Nossa amiga Dorucha vem de acertar em cima, mas na superfície. Pena que a escriba tucana não queira, ou não possa, dizer tudo, pois assim fica parecendo que o PT inventou a roda. Dora está há muitos anos em Brasília, sabe que não é nada disso, sabe que o PT, com a sua escandalosa "base aliada", apenas imita (mal) um sistema que remonta ao Descobrimento. Foi a esse inédito sistema, iniciado com a Carta de Recife, que os competentes ícones petistas, como o Lula e o réu Cara-Cortada, recorreram para chegar ao poder. Claro, o esquema sofreu modificações, afinal os tempos mudaram, agora os pés-de-chinelo têm alguma vez na hora de meter a mão, não são apenas os filhos da "elite".
Ser e também parecer
Por Dora Kramer, hoje, num periódico de direita (todos o são, pois não?)
A denúncia de corrupção contra o ministro do Esporte, Orlando Silva, feita por um policial investigado pelo mesmo crime e ex-militante do PC do B, impõe à presidente Dilma Rousseff o dilema de sempre.
Ou ela leva a fundo o caso ou adota a tese da "casca grossa" defendida por Lula: arquiva a acusação no escaninho dos episódios nebulosos sem desfecho e segue em frente.
É uma escolha com a qual o governo está acostumado a lidar, conforme demonstrado no ensaio da faxina que não resistiu aos reclamos dos partidos ameaçados e ao desconforto do PT com as inevitáveis comparações de tolerância entre Dilma e seu criador.
Mas, em se tratando da pasta que estará à frente da próxima Copa do Mundo, as coisas ficam um tanto mais complicadas: para muito além das conveniências da coalizão governamental, há a repercussão internacional e todas as implicações decorrentes de um acontecimento que envolverá tanto dinheiro que nem os órgãos públicos sabem ao certo quantos bilhões serão gastos.

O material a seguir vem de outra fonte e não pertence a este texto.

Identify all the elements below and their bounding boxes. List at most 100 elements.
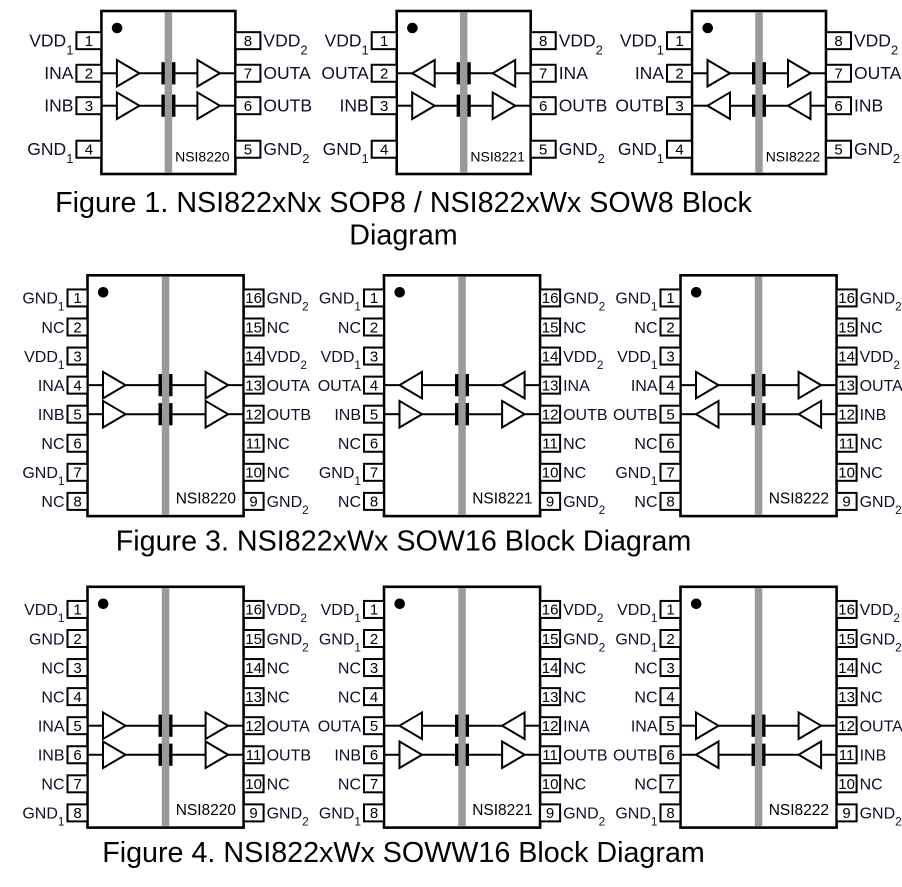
svg-text:1: 1 bbox=[85, 33, 93, 50]
svg-text:15: 15 bbox=[245, 631, 262, 648]
svg-text:4: 4 bbox=[380, 142, 388, 159]
svg-text:11: 11 bbox=[246, 436, 262, 453]
svg-text:7: 7 bbox=[73, 465, 81, 482]
svg-text:3: 3 bbox=[370, 660, 378, 677]
svg-text:NC: NC bbox=[41, 777, 64, 794]
svg-text:3: 3 bbox=[666, 348, 674, 365]
svg-text:NSI8222: NSI8222 bbox=[769, 491, 829, 508]
svg-text:INA: INA bbox=[563, 718, 590, 735]
svg-text:INB: INB bbox=[44, 96, 73, 116]
svg-text:6: 6 bbox=[834, 98, 842, 115]
svg-text:Diagram: Diagram bbox=[349, 220, 457, 252]
svg-text:16: 16 bbox=[838, 602, 855, 619]
svg-text:1: 1 bbox=[666, 602, 674, 619]
svg-text:9: 9 bbox=[249, 494, 257, 511]
svg-text:3: 3 bbox=[666, 660, 674, 677]
svg-text:NSI8221: NSI8221 bbox=[472, 802, 532, 819]
svg-text:NSI8221: NSI8221 bbox=[472, 491, 532, 508]
svg-text:1: 1 bbox=[675, 33, 683, 50]
svg-text:1: 1 bbox=[370, 602, 378, 619]
svg-text:11: 11 bbox=[246, 747, 262, 764]
svg-text:INB: INB bbox=[854, 96, 883, 116]
svg-text:INB: INB bbox=[38, 748, 65, 765]
svg-text:12: 12 bbox=[838, 406, 855, 423]
svg-text:15: 15 bbox=[542, 319, 559, 336]
svg-text:Figure 3. NSI822xWx SOW16 Bloc: Figure 3. NSI822xWx SOW16 Block Diagram bbox=[116, 525, 692, 557]
svg-text:2: 2 bbox=[675, 66, 683, 83]
svg-text:Figure 4. NSI822xWx SOWW16 Blo: Figure 4. NSI822xWx SOWW16 Block Diagram bbox=[102, 837, 705, 869]
svg-text:NC: NC bbox=[860, 320, 883, 337]
svg-text:2: 2 bbox=[666, 319, 674, 336]
svg-text:OUTA: OUTA bbox=[860, 718, 902, 735]
svg-text:INA: INA bbox=[559, 63, 589, 83]
svg-text:NC: NC bbox=[338, 660, 361, 677]
svg-text:NC: NC bbox=[338, 689, 361, 706]
svg-text:OUTB: OUTB bbox=[615, 96, 664, 116]
svg-text:NSI8221: NSI8221 bbox=[470, 149, 525, 165]
svg-text:2: 2 bbox=[370, 319, 378, 336]
svg-text:NC: NC bbox=[563, 436, 586, 453]
svg-text:10: 10 bbox=[838, 465, 855, 482]
svg-text:9: 9 bbox=[842, 805, 850, 822]
svg-text:3: 3 bbox=[370, 348, 378, 365]
svg-text:GND: GND bbox=[29, 631, 65, 648]
svg-text:11: 11 bbox=[839, 436, 855, 453]
svg-text:NC: NC bbox=[634, 660, 657, 677]
svg-text:7: 7 bbox=[370, 465, 378, 482]
svg-text:1: 1 bbox=[380, 33, 388, 50]
svg-text:8: 8 bbox=[666, 805, 674, 822]
svg-text:2: 2 bbox=[666, 631, 674, 648]
svg-text:5: 5 bbox=[666, 406, 674, 423]
svg-text:12: 12 bbox=[838, 718, 855, 735]
svg-text:NC: NC bbox=[563, 777, 586, 794]
svg-text:14: 14 bbox=[245, 348, 262, 365]
svg-text:Figure 1. NSI822xNx SOP8 / NSI: Figure 1. NSI822xNx SOP8 / NSI822xWx SOW… bbox=[55, 187, 752, 219]
svg-text:INA: INA bbox=[563, 378, 590, 395]
svg-text:15: 15 bbox=[838, 319, 855, 336]
svg-text:NC: NC bbox=[634, 777, 657, 794]
svg-text:13: 13 bbox=[838, 377, 855, 394]
svg-text:8: 8 bbox=[666, 494, 674, 511]
svg-text:OUTA: OUTA bbox=[860, 378, 902, 395]
svg-text:5: 5 bbox=[834, 142, 842, 159]
svg-text:1: 1 bbox=[73, 290, 81, 307]
svg-text:8: 8 bbox=[834, 33, 842, 50]
svg-text:10: 10 bbox=[245, 776, 262, 793]
svg-text:INB: INB bbox=[860, 748, 887, 765]
svg-text:NC: NC bbox=[267, 777, 290, 794]
svg-text:3: 3 bbox=[675, 98, 683, 115]
svg-text:NC: NC bbox=[860, 660, 883, 677]
svg-text:7: 7 bbox=[539, 66, 547, 83]
svg-text:16: 16 bbox=[245, 290, 262, 307]
svg-text:INA: INA bbox=[38, 378, 65, 395]
svg-text:1: 1 bbox=[666, 290, 674, 307]
svg-text:NC: NC bbox=[41, 689, 64, 706]
svg-text:OUTB: OUTB bbox=[613, 407, 657, 424]
svg-text:OUTB: OUTB bbox=[267, 748, 311, 765]
svg-text:5: 5 bbox=[539, 142, 547, 159]
svg-text:NC: NC bbox=[41, 494, 64, 511]
svg-text:OUTA: OUTA bbox=[854, 63, 902, 83]
svg-text:15: 15 bbox=[542, 631, 559, 648]
svg-text:NC: NC bbox=[860, 465, 883, 482]
svg-text:NC: NC bbox=[338, 494, 361, 511]
svg-text:NC: NC bbox=[563, 465, 586, 482]
svg-text:INA: INA bbox=[38, 718, 65, 735]
svg-text:15: 15 bbox=[838, 631, 855, 648]
svg-text:11: 11 bbox=[542, 436, 558, 453]
svg-text:9: 9 bbox=[842, 494, 850, 511]
svg-text:2: 2 bbox=[380, 66, 388, 83]
svg-text:NC: NC bbox=[267, 436, 290, 453]
svg-text:OUTA: OUTA bbox=[318, 718, 362, 735]
svg-text:OUTA: OUTA bbox=[267, 378, 311, 395]
svg-text:7: 7 bbox=[666, 776, 674, 793]
svg-text:4: 4 bbox=[370, 377, 378, 394]
svg-text:4: 4 bbox=[73, 377, 81, 394]
svg-text:NSI8222: NSI8222 bbox=[766, 149, 821, 165]
svg-text:14: 14 bbox=[245, 660, 262, 677]
svg-text:11: 11 bbox=[542, 747, 558, 764]
svg-text:3: 3 bbox=[380, 98, 388, 115]
svg-text:4: 4 bbox=[85, 142, 93, 159]
svg-text:NC: NC bbox=[860, 689, 883, 706]
svg-text:INB: INB bbox=[860, 407, 887, 424]
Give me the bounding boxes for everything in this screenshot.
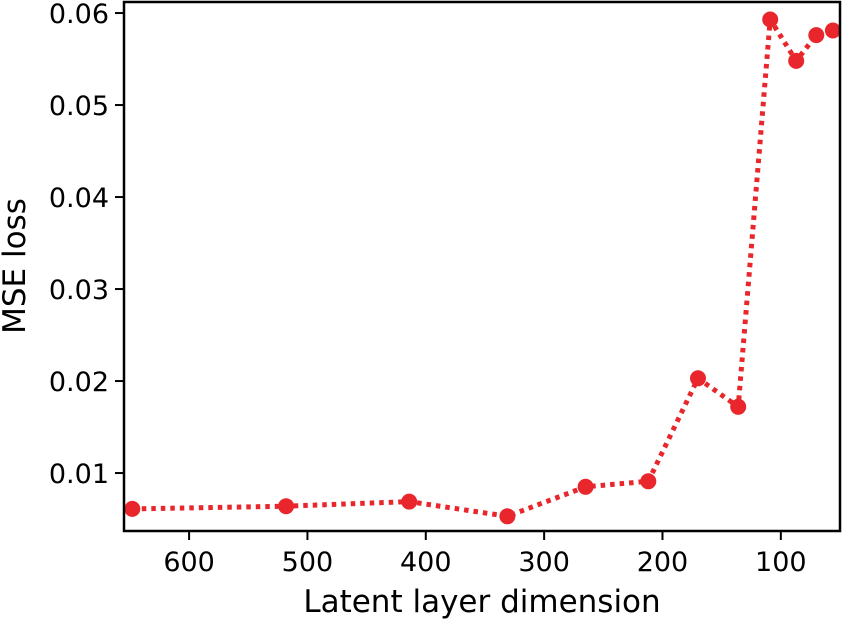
data-point: [278, 498, 295, 515]
axis-ticks: 600 500 400 300 200 100 0.01 0.02 0.03 0.04 0.05 0.…: [49, 0, 807, 578]
y-tick-label: 0.04: [49, 183, 109, 214]
y-tick-label: 0.03: [49, 275, 109, 306]
y-tick-label: 0.02: [49, 367, 109, 398]
data-point: [824, 22, 841, 39]
data-point: [762, 11, 779, 28]
series-layer: [124, 11, 841, 525]
data-point: [499, 508, 516, 525]
data-point: [577, 478, 594, 495]
x-tick-label: 200: [637, 547, 689, 578]
y-tick-label: 0.06: [49, 0, 109, 30]
x-axis-label: Latent layer dimension: [303, 584, 660, 620]
y-tick-label: 0.05: [49, 91, 109, 122]
plot-frame: [122, 0, 842, 533]
data-point: [730, 398, 747, 415]
x-tick-label: 500: [282, 547, 334, 578]
series-line: [132, 17, 834, 519]
x-tick-label: 400: [400, 547, 452, 578]
data-point: [788, 52, 805, 69]
data-point: [124, 500, 141, 517]
y-axis-label: MSE loss: [0, 198, 33, 334]
data-point: [690, 370, 706, 387]
x-tick-label: 600: [163, 547, 215, 578]
x-tick-label: 300: [518, 547, 570, 578]
x-tick-label: 100: [755, 547, 807, 578]
y-tick-label: 0.01: [49, 459, 109, 490]
data-point: [808, 27, 825, 44]
data-point: [401, 493, 418, 510]
data-point: [640, 473, 657, 490]
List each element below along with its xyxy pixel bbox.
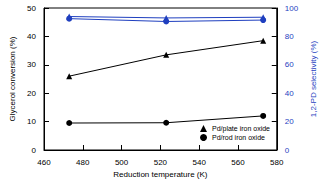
svg-text:520: 520 (154, 158, 168, 167)
svg-text:580: 580 (270, 158, 284, 167)
svg-text:560: 560 (231, 158, 245, 167)
svg-text:540: 540 (192, 158, 206, 167)
svg-text:60: 60 (285, 60, 294, 69)
svg-text:0: 0 (285, 146, 290, 155)
svg-text:Pd/plate iron oxide: Pd/plate iron oxide (212, 125, 270, 133)
svg-text:100: 100 (285, 4, 299, 13)
svg-text:0: 0 (32, 146, 37, 155)
svg-text:20: 20 (285, 117, 294, 126)
svg-text:480: 480 (76, 158, 90, 167)
svg-text:500: 500 (115, 158, 129, 167)
svg-text:Reduction temperature (K): Reduction temperature (K) (113, 170, 208, 179)
svg-text:Pd/rod iron oxide: Pd/rod iron oxide (212, 134, 265, 141)
svg-text:10: 10 (27, 117, 36, 126)
svg-text:460: 460 (37, 158, 51, 167)
svg-text:Glycerol conversion (%): Glycerol conversion (%) (8, 36, 17, 121)
svg-text:40: 40 (285, 89, 294, 98)
svg-text:30: 30 (27, 60, 36, 69)
svg-text:40: 40 (27, 32, 36, 41)
svg-text:50: 50 (27, 4, 36, 13)
svg-text:80: 80 (285, 32, 294, 41)
svg-text:1,2-PD selectivity (%): 1,2-PD selectivity (%) (309, 40, 318, 117)
svg-text:20: 20 (27, 89, 36, 98)
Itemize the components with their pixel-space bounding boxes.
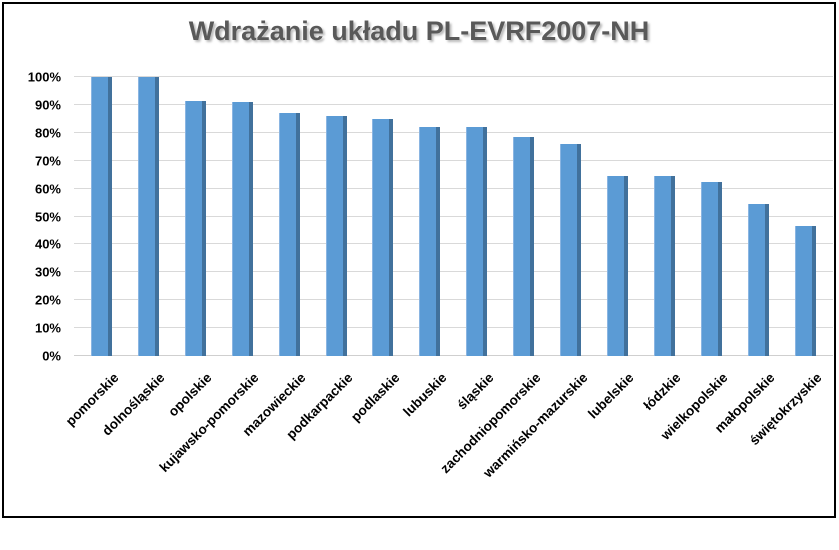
bar — [419, 127, 440, 356]
bar — [701, 182, 722, 356]
x-category-label: lubuskie — [269, 370, 449, 550]
bar — [607, 176, 628, 356]
bar — [513, 137, 534, 356]
bar — [326, 116, 347, 356]
y-tick-label: 50% — [35, 209, 61, 224]
y-tick-label: 80% — [35, 125, 61, 140]
y-tick-label: 10% — [35, 321, 61, 336]
bar — [232, 102, 253, 356]
gridline — [74, 76, 833, 77]
bar — [795, 226, 816, 356]
x-category-label: podlaskie — [222, 370, 402, 550]
bar — [466, 127, 487, 356]
y-tick-label: 30% — [35, 265, 61, 280]
x-category-label: opolskie — [35, 370, 215, 550]
bar — [91, 77, 112, 356]
y-tick-label: 100% — [28, 70, 61, 85]
y-tick-label: 90% — [35, 97, 61, 112]
x-category-label: śląskie — [316, 370, 496, 550]
x-category-label: zachodniopomorskie — [363, 370, 543, 550]
x-category-label: małopolskie — [597, 370, 777, 550]
x-category-label: podkarpackie — [175, 370, 355, 550]
y-tick-label: 60% — [35, 181, 61, 196]
x-category-label: kujawsko-pomorskie — [81, 370, 261, 550]
bar — [560, 144, 581, 356]
x-category-label: lubelskie — [457, 370, 637, 550]
y-tick-label: 0% — [42, 349, 61, 364]
chart-frame: Wdrażanie układu PL-EVRF2007-NH 0%10%20%… — [2, 2, 836, 518]
x-category-label: świętokrzyskie — [644, 370, 824, 550]
x-category-label: warmińsko-mazurskie — [410, 370, 590, 550]
bar — [279, 113, 300, 356]
y-tick-label: 20% — [35, 293, 61, 308]
x-category-label: łódzkie — [504, 370, 684, 550]
bar — [372, 119, 393, 356]
x-category-label: wielkopolskie — [550, 370, 730, 550]
bar — [138, 77, 159, 356]
y-tick-label: 70% — [35, 153, 61, 168]
bar — [748, 204, 769, 356]
y-tick-label: 40% — [35, 237, 61, 252]
chart-title: Wdrażanie układu PL-EVRF2007-NH — [4, 16, 834, 47]
x-category-label: mazowieckie — [128, 370, 308, 550]
bar — [654, 176, 675, 356]
plot-area: 0%10%20%30%40%50%60%70%80%90%100%pomorsk… — [74, 77, 833, 356]
bar — [185, 101, 206, 356]
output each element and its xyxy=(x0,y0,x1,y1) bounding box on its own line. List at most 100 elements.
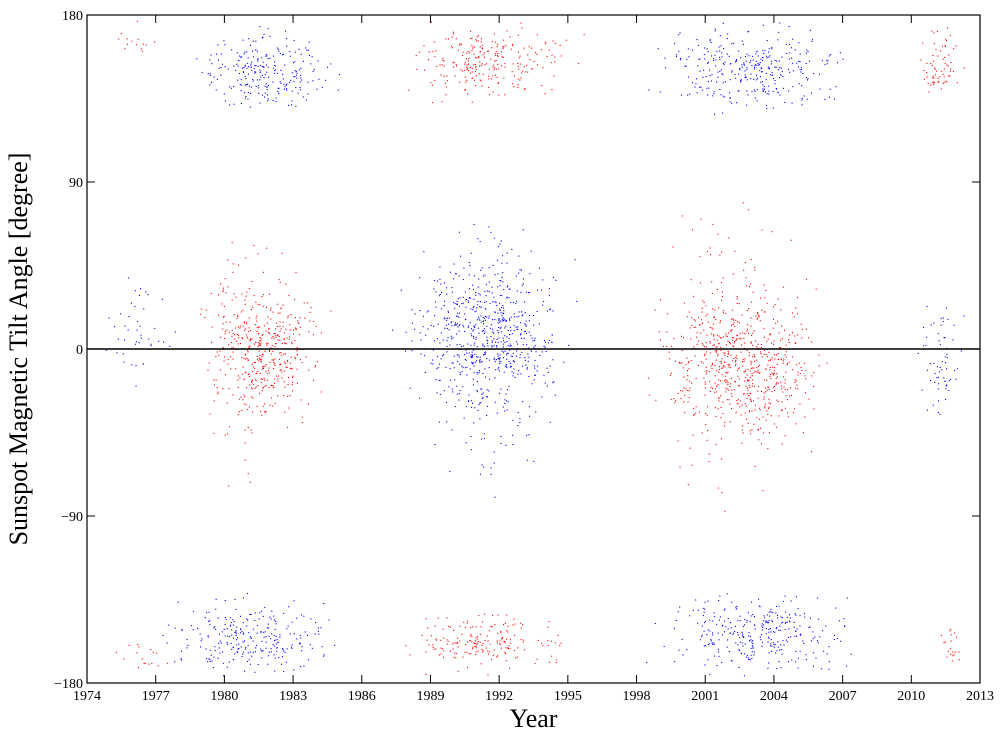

Uma amiga muito arguta fez a seguinte observação: "É tanto dinheiro envolvido, são tantas as possibilidades de desvio nessa Copa que o mínimo que se pode fazer é pôr à frente disso alguém acima de qualquer suspeita".
Madre Teresa? Em matéria de imagem, algo por aí.
Tenha ou não culpa nesse cartório, esteja sendo vítima ou não de uma falsidade, seja o testemunho do policial veraz ou não, fato é que o ministro Orlando Silva não tem o atributo principal para encarnar o poder público na Copa: confiabilidade.
A denúncia de seu ex-companheiro de partido não é a primeira. Já foi personagem de outras acusações e está longe de representar uma unanimidade sob qualquer aspecto, interna ou externamente, política ou administrativamente falando.
Esse não é um caso que a presidente possa se dar ao luxo de tratar como algo trivial ou sob a ótica da governabilidade negociada reinante. Nesta, o que está em jogo ao fim e ao cabo é a questão da sobrevivência de um grupo político, no transcorrer do governo ou no momento eleitoral para confirmação do poder.
Em relação à Copa do Mundo há muito mais. Por isso mesmo, se a presidente decidir mudar de ministro, conviria que não o fizesse no mesmo molde das substituições anteriores em que prevaleceu o critério da troca de seis por meia dúzia.
Dilma não pode errar: além de agir com presteza precisa também conferir grandeza ao gesto, mostrar que está ciente das implicações, transmitir, enfim, a mensagem de que não apenas sabe o nome do jogo em tela como compreende as regras e tem capacidade para comandar esse espetáculo levando em conta o interesse do Brasil em sair-se bem da empreitada.
Evidentemente não conseguirá isso com as mesmas manifestações de confiança que nas vezes anteriores logo foram substituídas pelo ato explícito de desconfiança das demissões, nem poderá tentar resolver o problema com um "bom desempenho" do ministro em depoimentos arquitetados pela maioria governista no Congresso ao molde da conveniência do depoente.
O buraco, aqui, é maior e mais embaixo. Apareceu uma oportunidade para o governo começar a acertar o passo na formatação da Copa de 2014. É decisão da presidente: pode aproveitá-la ou deixar passar a chance de se afirmar.